4. Nic Mi Nie Wmówisz
5. Polska, Powstań!   feat. HEKT-X
6. Wampir
7. Ja vs. Ja
8. Jeden Drink Za Dużo    feat. ADM
9. Demony (Coś Z Nim Nie Tak)
10. Po Drugiej Stronie Mikrofonu
11. Idąc W Deszczu (Bonus Track)

    Kim jest Mart? Pewnie o nim nie słyszeliście i w sumie nic dziwnego, bo to jego pierwsza płyta, po kilku latach szwendania się po przemyskim podziemiu. Lubię znajdować takie płyty, bo czasem trafia się na prawdziwe perełki. Pytanie, czy Mart okaże się takim nieoszlifowanym diamnetem?
    Mówiłem kiedyś, że nie lubię, jak ktoś jedzie z płytą na kradzionych bitach? Cholera. No i tu mamy taką akcję niestety. I to nie są podkłady wzięte z shadowville czy innych hostów z bitami. To są instrumentale wzięte od takich wykonawców, jak Rick Ross, Joe Budden, Kanye West, Pusha T, Jay Z, czy Royce Da 5 9. Choć szczytem jest zajebanie podkładu od Pariasa.
    I zjebałbym w tym miejscu cały projekt, jednak... Jest tu Mart. Choć u siebie na podwórku znany jest z rymów bitewnych i bragga, to tutaj postanowił pokazać swoje inne oblicze.

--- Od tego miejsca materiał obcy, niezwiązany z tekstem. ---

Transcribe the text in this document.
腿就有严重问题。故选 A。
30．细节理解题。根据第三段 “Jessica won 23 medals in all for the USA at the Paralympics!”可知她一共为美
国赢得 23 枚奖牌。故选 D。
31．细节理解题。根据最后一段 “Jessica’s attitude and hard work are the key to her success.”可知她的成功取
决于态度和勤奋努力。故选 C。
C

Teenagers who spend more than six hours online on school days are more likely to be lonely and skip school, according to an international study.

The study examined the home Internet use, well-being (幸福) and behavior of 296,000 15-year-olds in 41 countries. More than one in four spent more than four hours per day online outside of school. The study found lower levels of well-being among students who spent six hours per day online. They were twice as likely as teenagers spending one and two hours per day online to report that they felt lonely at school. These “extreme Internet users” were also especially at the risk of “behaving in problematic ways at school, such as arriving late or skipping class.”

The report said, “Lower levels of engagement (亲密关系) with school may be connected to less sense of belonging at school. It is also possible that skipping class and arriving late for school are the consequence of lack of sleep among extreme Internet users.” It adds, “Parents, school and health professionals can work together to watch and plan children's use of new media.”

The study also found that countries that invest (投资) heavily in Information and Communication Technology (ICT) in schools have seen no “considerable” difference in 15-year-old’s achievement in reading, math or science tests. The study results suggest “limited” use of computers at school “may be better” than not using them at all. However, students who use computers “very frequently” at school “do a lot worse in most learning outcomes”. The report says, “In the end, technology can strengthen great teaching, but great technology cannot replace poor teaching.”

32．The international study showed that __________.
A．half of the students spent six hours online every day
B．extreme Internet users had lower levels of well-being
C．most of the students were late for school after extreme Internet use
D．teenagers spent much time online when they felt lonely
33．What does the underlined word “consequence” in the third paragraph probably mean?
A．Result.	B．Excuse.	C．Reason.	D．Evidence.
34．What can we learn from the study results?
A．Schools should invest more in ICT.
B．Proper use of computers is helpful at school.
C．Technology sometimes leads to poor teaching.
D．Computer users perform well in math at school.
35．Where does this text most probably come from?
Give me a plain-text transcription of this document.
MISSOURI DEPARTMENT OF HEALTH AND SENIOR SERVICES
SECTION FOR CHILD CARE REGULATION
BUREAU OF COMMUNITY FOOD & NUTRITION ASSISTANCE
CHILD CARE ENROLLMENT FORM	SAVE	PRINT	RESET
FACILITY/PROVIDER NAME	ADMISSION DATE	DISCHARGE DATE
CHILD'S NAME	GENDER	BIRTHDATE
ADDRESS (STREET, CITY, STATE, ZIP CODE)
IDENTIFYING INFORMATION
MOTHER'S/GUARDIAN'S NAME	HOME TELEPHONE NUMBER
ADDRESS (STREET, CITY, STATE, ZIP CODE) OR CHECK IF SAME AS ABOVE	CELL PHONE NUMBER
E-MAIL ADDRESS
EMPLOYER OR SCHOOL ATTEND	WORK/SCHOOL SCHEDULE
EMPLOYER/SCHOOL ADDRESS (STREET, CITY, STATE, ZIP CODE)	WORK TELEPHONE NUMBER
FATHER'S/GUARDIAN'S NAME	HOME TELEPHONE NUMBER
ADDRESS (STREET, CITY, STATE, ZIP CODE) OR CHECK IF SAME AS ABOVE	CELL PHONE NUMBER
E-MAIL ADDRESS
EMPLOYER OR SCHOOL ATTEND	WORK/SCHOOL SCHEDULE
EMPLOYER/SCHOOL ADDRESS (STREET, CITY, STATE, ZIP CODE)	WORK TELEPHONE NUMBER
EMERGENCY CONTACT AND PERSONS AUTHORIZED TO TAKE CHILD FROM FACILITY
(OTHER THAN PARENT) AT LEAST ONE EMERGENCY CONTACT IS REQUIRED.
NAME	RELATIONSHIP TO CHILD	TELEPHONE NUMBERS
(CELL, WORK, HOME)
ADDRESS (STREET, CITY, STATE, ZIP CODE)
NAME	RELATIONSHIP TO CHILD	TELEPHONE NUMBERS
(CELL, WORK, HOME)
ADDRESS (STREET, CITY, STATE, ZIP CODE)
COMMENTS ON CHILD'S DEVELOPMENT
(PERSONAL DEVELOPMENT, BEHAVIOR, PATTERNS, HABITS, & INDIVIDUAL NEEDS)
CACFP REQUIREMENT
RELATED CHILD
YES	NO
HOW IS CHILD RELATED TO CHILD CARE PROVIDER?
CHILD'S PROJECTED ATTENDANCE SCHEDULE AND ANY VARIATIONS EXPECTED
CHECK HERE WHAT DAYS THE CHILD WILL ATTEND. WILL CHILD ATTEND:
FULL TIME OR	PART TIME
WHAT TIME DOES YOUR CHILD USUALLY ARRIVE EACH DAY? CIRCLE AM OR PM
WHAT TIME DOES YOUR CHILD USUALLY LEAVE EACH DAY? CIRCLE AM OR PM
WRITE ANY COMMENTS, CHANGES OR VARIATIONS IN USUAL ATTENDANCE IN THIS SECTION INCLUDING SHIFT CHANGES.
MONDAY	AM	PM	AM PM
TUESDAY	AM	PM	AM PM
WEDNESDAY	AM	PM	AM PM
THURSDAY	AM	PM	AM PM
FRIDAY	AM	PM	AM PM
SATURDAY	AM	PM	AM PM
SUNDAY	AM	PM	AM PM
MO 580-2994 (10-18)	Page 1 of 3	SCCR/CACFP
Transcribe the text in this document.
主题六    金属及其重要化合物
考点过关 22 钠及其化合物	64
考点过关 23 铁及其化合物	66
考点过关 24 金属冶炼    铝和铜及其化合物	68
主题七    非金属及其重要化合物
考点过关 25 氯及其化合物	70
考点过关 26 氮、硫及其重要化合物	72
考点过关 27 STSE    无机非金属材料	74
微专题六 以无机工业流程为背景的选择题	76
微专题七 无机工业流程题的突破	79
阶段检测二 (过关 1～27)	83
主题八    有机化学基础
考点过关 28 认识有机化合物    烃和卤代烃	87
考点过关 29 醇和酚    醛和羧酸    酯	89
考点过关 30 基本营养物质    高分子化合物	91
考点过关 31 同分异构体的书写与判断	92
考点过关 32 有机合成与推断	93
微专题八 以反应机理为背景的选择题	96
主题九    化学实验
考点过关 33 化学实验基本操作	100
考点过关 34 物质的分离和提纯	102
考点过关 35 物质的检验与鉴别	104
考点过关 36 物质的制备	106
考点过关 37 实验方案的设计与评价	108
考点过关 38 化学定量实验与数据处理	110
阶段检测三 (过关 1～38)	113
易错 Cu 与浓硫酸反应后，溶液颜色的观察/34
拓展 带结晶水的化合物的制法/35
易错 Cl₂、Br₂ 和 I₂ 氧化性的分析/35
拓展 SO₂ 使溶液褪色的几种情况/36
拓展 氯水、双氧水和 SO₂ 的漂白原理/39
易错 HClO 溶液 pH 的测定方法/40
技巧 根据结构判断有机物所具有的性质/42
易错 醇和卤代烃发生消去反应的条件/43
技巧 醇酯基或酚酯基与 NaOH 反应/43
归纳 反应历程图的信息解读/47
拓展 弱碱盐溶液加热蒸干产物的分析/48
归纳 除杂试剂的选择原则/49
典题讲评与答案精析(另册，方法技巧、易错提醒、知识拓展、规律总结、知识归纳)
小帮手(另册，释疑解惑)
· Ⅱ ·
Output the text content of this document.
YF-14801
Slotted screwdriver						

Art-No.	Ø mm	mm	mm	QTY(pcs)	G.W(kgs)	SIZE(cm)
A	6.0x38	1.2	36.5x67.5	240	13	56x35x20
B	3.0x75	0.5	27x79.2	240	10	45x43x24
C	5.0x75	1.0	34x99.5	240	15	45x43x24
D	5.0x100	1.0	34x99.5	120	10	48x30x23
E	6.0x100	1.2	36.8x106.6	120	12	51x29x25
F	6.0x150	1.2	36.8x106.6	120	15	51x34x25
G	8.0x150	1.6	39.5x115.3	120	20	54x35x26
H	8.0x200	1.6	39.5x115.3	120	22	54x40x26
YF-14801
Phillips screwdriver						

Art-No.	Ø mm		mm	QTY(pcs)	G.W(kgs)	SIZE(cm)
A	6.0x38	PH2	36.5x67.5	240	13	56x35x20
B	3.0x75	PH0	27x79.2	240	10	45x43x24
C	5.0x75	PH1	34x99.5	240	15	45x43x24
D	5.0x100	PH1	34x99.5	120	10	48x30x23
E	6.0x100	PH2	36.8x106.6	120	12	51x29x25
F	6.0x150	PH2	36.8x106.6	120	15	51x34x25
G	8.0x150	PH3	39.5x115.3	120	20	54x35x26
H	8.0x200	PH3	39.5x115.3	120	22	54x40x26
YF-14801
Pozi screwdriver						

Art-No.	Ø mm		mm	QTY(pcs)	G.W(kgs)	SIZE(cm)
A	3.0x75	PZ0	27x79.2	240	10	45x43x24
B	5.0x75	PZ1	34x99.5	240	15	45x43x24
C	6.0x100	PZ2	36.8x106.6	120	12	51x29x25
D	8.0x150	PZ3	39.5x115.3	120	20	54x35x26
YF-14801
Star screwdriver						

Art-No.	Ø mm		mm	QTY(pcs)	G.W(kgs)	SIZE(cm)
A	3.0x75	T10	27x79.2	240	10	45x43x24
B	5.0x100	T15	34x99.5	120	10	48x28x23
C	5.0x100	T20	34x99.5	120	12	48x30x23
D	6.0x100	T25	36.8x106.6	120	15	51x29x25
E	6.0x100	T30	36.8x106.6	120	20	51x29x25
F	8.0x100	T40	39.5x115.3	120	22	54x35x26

Owszem, są tu stosy panczy i to niektórych przewrotnie celnych jak 'bo to ty jesteś clownem jak Violent J' (Violent J to koleś z Insane Clown Posse, zawsze umalowany na szalonego clowna) ale większość traków to rozkminki na temat życia i rzeczywistości, choć te są dużo cięższe i może nawet męczące, bo Mart mówi, że 'mam umysł starca w ciele nastolatka'. Jednak w samym rapperze jest coś, co nie pozwala go odrzucić, bo słychać, że Mart ma pasję i niejaki talent, ale faktycznie, najlepiej się czuje wśród rymów bitewnych. Z gości mamy tylko dwóch - masakrycznie wypadający w refrenie Hekt i ADM, który przemknął niezauważenie przez kawałek.
    No i co? Pierwszy, podziemny album powinien zwracać uwagę, choć wiadomo, że to kosztuje. Pomijając znane podkłady, warto zwrócić uwagę na Marta, bo może się okazać, że się porządnie rozwinie i wyrośnie na dobrego emce, który zamiesza na scenie - jeśli tylko starczy mu determinacji. Na razie niech poćwiczy i znajdzie producenta. Ale każdą następną produkcję sprawdzę.